Similar convictions may have prompted Flannery O’Connor’s admiration of Reinhold Niebuhr’s “Christian realism.” Niebuhr declared that, if God had assumed human form in democratic America, we would have killed him no less surely than did the Romans of first-century Palestine. In her story with its deliberately scandalous title, “The Artificial Nigger,” O’Connor provides a lasting image of the God-Man’s murder. It occurs not in so obvious a place as the lynching of a black man but, far more subtly, in a black lawn jockey standing in front of a Southern mansion.
This plaster cartoon is a white declaration that black lives don’t matter. He is a Sambo-figure holding a slice of watermelon, as if black people were capable of nothing more than cheap gratification of their appetites.
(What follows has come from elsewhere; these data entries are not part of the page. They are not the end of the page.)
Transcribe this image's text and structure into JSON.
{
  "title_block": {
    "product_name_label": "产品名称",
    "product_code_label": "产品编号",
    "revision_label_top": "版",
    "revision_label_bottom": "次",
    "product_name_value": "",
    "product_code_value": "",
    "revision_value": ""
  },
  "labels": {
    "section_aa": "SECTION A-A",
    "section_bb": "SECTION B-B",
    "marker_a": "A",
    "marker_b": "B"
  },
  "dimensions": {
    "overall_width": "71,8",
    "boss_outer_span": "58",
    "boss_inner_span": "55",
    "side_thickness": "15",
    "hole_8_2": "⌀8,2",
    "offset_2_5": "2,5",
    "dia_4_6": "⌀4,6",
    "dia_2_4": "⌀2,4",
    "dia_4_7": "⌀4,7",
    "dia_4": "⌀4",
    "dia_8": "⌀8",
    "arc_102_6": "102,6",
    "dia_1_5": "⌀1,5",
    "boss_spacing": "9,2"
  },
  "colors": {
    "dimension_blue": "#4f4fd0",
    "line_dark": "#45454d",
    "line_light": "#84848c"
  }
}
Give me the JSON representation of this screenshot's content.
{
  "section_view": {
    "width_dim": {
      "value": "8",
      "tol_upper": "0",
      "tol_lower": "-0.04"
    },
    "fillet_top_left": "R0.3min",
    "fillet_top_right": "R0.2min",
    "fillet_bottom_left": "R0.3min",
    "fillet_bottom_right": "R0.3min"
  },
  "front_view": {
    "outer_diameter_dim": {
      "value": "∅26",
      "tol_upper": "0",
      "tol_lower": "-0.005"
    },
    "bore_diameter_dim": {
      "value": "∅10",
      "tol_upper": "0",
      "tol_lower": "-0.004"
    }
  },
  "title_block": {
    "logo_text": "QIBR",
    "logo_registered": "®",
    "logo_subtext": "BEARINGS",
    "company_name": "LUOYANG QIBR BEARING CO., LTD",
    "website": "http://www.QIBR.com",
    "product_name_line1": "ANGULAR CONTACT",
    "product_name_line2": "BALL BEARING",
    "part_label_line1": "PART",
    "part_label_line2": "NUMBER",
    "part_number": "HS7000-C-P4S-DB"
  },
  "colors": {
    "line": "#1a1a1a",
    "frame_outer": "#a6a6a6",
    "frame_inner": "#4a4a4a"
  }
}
He is supposed to be a smiling and carefree “darky,” but he has a chipped eye, he lurches forward at an awkward angle, and the watermelon has turned brown. Thus is he parodied in a perpetual humiliation. “It was not possible,” declares O’Connor’s narrator, “to tell if the artificial Negro were meant to be young or old; he looked too miserable to be either.” Riveted by this emblem of suffering and shame, two grossly alienated kinsmen find their unexpected and undeserved reconciliation. Though it will take months, even years to work out their salvation in fear and trembling, the crimes they have committed against each other begin to melt away in the presence of this unintentional Crucifix. “They stood gazing at the artificial Negro as if they were faced with some great mystery, some monument to another’s victory that brought them together in their common defeat. They could both feel it dissolving their differences like an action of mercy.”
Flannery O’Connor was no saint. She said ugly things about black people. Sometimes, she seemed even to believe what she said. Yet she was never proud of these sentiments and she never let them seep into her stringently anti-racist fiction. O’Donnell misses this huge difference, at least in part, because she is wed to theories of reading fiction for its racial content. O’Connor the writer, by contrast, offered artistic witness to the untheoretical center of the turning world. For her as for all believers, it stands at a single concrete, historical site—at Calvary. There, the human victory over the incarnate God issues in the greatest of all reversals, as Christ tramples down death by his own death. O’Connor’s effigy of the Jocko does something similar. He becomes an inadvertent Man of Sorrows. He powerfully images the white man’s egregious sin against black people. Far more deeply, he signals the lasting means for healing our racial strife, as the alienated races might yet embrace each other through their common embrace of divine suffering.